Retired Colfax farmer Scooter Brannan, 90, has had a granddaughter play for Doering and currently has a great-granddaughter in her program.
He frequently shows up to practice and hands out candy afterward.
“I’ve never had a better friend than her,” Brannan, choking back tears, said of Doering.
Brannan thinks a street should be named after Doering.
Doering and her husband, Eric, have lived in Lewiston the last two years. They bought a furniture business there. They bought another business in Boise nearly a year ago.
It’s time for Doering to coach employees.
Of all the things Doering has loved about raising a family in Colfax, what she appreciates most was living in a community that cared about its kids and passed school bonds and levies.
And lest anyone should think that all Doering was about was winning and her sport, she has been a proponent of her athletes playing multiple sports.
When an athlete would confide in her about not wanting to play another sport, Doering usually convinced them to stay involved.
It’s no coincidence that when Colfax won six straight volleyball titles, the girls basketball team captured four straight in the same stretch.
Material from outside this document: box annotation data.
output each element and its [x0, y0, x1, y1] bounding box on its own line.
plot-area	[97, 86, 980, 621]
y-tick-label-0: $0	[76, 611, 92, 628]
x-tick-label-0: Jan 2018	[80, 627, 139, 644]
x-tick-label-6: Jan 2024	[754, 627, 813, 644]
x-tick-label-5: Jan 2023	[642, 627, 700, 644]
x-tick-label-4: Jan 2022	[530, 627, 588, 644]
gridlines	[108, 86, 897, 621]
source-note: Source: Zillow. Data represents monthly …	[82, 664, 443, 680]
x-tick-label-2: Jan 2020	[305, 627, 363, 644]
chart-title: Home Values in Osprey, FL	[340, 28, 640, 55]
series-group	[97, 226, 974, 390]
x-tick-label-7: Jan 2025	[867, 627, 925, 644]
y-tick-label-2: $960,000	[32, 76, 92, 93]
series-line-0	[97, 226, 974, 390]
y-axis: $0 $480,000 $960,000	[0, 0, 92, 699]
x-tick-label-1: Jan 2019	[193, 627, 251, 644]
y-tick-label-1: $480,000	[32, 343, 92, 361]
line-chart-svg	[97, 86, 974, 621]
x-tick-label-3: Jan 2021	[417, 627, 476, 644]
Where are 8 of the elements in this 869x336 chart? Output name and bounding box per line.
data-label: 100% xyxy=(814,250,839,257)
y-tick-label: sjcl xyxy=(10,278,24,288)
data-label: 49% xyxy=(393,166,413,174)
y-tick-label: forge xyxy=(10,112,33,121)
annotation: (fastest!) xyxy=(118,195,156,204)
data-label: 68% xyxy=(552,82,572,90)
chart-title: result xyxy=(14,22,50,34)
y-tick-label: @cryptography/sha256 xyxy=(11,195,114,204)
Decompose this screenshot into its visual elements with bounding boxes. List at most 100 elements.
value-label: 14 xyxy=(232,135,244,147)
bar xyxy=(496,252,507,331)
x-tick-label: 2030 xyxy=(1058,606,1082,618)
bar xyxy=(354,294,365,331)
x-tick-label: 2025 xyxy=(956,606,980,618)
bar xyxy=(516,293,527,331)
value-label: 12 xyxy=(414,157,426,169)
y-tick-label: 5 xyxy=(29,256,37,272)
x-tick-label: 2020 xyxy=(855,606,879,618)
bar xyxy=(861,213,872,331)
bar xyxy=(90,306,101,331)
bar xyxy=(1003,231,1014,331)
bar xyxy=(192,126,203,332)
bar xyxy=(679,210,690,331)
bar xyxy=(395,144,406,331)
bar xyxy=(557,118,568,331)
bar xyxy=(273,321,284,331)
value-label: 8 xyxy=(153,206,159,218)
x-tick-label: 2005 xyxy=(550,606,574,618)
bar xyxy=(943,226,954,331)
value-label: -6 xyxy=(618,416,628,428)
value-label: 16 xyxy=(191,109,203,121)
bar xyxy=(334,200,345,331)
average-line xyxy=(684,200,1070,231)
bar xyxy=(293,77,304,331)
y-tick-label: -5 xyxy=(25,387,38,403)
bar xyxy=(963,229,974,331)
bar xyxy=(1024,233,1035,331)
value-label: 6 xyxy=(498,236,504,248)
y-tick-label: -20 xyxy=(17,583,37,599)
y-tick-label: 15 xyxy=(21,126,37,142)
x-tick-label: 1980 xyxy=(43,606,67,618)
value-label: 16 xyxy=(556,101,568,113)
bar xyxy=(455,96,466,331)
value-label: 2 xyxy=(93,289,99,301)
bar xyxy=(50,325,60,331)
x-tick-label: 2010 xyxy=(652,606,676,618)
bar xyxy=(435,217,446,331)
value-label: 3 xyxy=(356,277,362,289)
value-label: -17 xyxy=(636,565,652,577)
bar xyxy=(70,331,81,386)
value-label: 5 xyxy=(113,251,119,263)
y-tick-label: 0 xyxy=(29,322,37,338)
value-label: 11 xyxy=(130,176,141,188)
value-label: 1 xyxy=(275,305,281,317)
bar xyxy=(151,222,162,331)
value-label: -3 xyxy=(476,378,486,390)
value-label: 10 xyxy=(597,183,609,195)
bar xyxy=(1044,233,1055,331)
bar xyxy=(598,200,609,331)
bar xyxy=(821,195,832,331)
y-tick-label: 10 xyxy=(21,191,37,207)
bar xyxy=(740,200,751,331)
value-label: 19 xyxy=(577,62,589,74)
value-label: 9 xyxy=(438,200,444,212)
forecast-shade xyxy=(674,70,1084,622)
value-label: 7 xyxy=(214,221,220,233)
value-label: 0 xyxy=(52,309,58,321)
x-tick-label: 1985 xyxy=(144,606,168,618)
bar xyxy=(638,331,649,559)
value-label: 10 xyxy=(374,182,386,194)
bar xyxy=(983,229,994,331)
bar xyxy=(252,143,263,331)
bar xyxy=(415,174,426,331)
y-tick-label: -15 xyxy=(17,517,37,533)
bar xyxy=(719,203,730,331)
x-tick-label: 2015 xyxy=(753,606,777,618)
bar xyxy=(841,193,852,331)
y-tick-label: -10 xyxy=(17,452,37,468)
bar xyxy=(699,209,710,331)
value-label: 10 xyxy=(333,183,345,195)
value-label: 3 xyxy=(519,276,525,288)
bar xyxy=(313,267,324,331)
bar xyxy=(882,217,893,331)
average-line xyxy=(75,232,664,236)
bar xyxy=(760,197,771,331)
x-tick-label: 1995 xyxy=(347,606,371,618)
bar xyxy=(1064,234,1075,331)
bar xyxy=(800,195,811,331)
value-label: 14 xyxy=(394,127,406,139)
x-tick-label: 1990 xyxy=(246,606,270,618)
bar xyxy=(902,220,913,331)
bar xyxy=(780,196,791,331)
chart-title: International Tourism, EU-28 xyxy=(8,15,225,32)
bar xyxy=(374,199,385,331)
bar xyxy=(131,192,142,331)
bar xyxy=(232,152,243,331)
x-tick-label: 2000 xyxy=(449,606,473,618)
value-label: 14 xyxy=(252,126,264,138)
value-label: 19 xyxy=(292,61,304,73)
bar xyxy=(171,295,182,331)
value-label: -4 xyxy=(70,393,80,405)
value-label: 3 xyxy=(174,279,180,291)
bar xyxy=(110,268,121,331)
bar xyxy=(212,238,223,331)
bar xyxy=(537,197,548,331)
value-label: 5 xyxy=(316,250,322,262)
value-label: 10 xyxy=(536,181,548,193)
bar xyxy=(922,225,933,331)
The sports shared many of the same athletes.
“I’m a believer in three-sport athletes,” Doering said.
She mostly stayed away from club volleyball but encouraged any of her standout players to find teams to play.
Doering coached both of her daughters and each played on state title teams. Her youngest, Kinsey, was on what Doering calls her best team in 2008 when the Bulldogs finished 34-2.
The year Colfax captured a 10th state title under Doering, her oldest daughter, Megan, coached her first state title at St. John-Endicott.
Doering has never coached an undefeated team. But that was never the goal. She always scheduled as many bigger schools as possible and play each year in the Linda Sheridan Crossover Classic. Colfax’s lone loss this season is to Gonzaga Prep.
She has fond memories of many teams. She calls her 2004 team, also a state title winner, her most unselfish team.
“I’m going to miss the kids,” she said, wiping away tears. “There are so many things I loved about coaching the kids. I loved the thought of competing under pressure and executing under pressure. I loved to take a group of individuals and make them a cohesive unit – and with girls that’s not always easy.”
Many of Doering’s players over the years have been daughters of farmers. And she coached three daughters of Dr. William Mellor.
He played an important role in Doering’s life in 2004 when she was diagnosed with breast cancer just before the season started.
After having surgery to have a lump removed, she coached through the season, missing just one match.
“He (Dr. Mellor) told me volleyball would take care of itself that year and that I needed to take care of myself,” Doering said. “I relied heavily on four seniors. They had strong leadership skills and were very smart.”
Doering waited until late in the season to start a chemotherapy program.
That team, by the way, captured a state title.
Doering had eight chemo sessions and finished with radiation. She’s been cancer free since.
The Bulldogs are 12-1 this season. They will challenge for another state title come early November.
She will leave a healthy program. Young talent returns next year and more talent is on the way.
Doering dismisses any notion that the program will slip without her direction.
“Somebody can come in here and do what I’ve done,” she said. “There are always good athletes here. It hasn’t been all me.”